Additionally, it has been previously reported that other E-selectin polymorphisms modify the arteriosclerosis risk. The G98T variant was associated with early CAD [19] and C1839T was shown to significantly increase the speed of atherosclerotic plaque formation in carotid vessels in patients with end stage renal disease [20].

In our study, A561C did not perform as a tagging SNP. To our knowledge only 1 previous study has used similar techniques to identify 6 tagging SNPs [21] and also did not identify A561C as a tagging SNP. Two tagging SNPs identified by HapMap analysis were selected for further study (rs3917417 G2692A and rs3917454 C1901T). Both of them were in tight linkage disequilibrium with A561C (rs5361) and with each other (D′=1, r2>0.3, according to HapMap).

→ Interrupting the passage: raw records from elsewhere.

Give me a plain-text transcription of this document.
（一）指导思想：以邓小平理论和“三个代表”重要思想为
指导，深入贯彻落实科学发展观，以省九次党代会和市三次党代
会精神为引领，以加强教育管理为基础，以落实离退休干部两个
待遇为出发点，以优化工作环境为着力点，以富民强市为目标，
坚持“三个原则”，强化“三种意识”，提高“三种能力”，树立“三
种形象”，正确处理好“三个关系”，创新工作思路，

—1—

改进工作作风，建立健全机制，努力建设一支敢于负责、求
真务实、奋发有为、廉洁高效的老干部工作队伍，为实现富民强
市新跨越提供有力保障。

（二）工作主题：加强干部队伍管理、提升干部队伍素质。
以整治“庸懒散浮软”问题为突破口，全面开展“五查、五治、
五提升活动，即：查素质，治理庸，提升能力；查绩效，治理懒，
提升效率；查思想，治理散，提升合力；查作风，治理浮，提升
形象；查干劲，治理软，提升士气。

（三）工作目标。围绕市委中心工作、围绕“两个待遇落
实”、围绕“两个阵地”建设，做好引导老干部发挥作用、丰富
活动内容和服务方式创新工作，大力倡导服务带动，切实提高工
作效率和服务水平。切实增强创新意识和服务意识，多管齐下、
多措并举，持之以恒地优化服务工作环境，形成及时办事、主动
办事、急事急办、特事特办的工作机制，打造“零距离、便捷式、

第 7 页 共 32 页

These tagging SNPs C1901T and G2692A and reconstructed E-selectin haplotypes were investigated in a sample of Polish patients to determine the associations between these variants and coronary artery disease. The associations between the C1901T, G2692A and the extent of coronary vessel occlusion were also studied.

Material and Methods

The study group

Protocol of the study was approved by the ethics committee of Pomeranian Medical University, with formal informed consent signed by all participants.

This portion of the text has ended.